W takiej chwili pozostaje tylko jedno: to, przed czym tak bardzo próbowaliśmy uciekać nieraz przez całe życie. Pozostaje nam nawrócenie czyli... zwrócenie się w stronę Miłości. Tej prawdziwej, która daje się oczyszczać chrztem Ducha Świętego. Ten chrzest cierpienia chce w nas wypalić to, co tylko ludzkie, co silne, co potężne, co pyszne i wyniosłe. Tym doświadczeniem podzielił się św. Paweł, który chciał stać się doskonałym i wyleczonym ze wszystkich swoich słabości i pokus. Ale Bóg przestrzegł, go przed takim rozwiązaniem:
Aby zaś nie wynosił mnie zbytnio ogrom objawień, dany mi został oścień dla ciała, wysłannik szatana, aby mnie policzkował – żebym się nie unosił pychą. Dlatego trzykrotnie prosiłem Pana, aby odszedł ode mnie, lecz mi powiedział: Wystarczy ci mojej łaski. Moc bowiem w słabości się doskonali. Najchętniej więc będę się chlubił z moich słabości, aby zamieszkała we mnie moc Chrystusa. Dlatego mam upodobanie w moich słabościach, w obelgach, w niedostatkach, w prześladowaniach, w uciskach z powodu Chrystusa. Albowiem ilekroć niedomagam, tylekroć jestem mocny (2 Kor 12, 7-10).
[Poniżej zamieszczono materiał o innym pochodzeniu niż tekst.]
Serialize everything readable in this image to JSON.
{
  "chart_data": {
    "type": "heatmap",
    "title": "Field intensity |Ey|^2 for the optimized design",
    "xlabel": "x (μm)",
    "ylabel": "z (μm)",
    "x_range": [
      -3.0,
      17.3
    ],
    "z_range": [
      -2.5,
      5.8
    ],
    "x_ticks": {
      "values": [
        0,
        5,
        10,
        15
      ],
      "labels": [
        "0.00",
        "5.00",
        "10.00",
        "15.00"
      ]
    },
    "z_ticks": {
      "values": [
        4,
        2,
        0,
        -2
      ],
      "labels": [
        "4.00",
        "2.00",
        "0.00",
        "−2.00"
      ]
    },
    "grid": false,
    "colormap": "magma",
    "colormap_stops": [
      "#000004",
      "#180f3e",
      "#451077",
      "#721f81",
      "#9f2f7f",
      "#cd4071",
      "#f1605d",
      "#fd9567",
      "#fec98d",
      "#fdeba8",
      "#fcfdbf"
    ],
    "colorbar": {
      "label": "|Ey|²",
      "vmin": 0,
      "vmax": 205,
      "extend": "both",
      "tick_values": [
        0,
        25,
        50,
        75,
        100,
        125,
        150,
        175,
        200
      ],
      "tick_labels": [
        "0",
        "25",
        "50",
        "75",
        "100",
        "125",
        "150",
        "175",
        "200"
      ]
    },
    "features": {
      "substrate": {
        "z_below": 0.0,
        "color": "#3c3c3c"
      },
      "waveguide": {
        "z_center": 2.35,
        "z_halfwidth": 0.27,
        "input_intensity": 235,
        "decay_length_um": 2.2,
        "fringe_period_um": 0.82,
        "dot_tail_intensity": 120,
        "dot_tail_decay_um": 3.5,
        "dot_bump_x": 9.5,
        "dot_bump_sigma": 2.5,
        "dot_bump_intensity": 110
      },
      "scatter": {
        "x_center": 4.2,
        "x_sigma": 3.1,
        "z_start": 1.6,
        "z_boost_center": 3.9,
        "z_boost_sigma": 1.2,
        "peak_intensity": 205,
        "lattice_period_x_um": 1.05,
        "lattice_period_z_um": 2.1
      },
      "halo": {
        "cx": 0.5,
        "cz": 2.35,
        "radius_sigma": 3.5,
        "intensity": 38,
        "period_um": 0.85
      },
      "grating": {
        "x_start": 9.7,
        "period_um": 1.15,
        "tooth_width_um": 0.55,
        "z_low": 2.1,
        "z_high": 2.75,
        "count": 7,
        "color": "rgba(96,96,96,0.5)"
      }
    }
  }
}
Wracając do pytania: „Co mam robić?", które przecież dopada każdego z nas w sytuacjach, gdy jesteśmy policzkowani – czasem szczególnie boleśnie, gdy są to nasi bliscy – jakiej odpowiedzi możemy udzielić w Duchu Chrystusa? Mamy się nawrócić! Do czego? Do złożenia nadziei tylko w miłości.
Ma to miejsce, gdy z jednej strony stajemy we obronie własnej osoby. Przyznajemy sobie prawo do godności i tego wszystkiego, co tej godności sprzyja. Właśnie w imię miłości jaką Bóg ma do każdego z nas, jako swego umiłowanego dziecka, umiłowanej córki, umiłowanego syna. Tak właśnie uczynił Jezus, gdy został spoliczkowany.
Z drugiej strony jest to wezwanie do nawrócenia się w miłości poprzez rezygnację z szukania rozwiązania w sobie. Poprzez poszukanie go u Boga: „Błogosławiony, kto zaufał Panu" - Panu, który przyjął chrzest ognia, chrzest cierpienia. I błogosławiony ten, który „nie wchodzi na drogę grzeszników" - na drogę przemocy, pogardy, pychy czy odrzucenia. Drogę wyniosłości. Mamy przyjąć naszą słabość i kruchość, bo jeśli przyjmiemy je z wdzięcznością, wtedy właśnie będzie mogła objawić się moc Boga. Nasza słabość czyni miejsce dla Bożej mocy. I trzeba nam w to uwierzyć.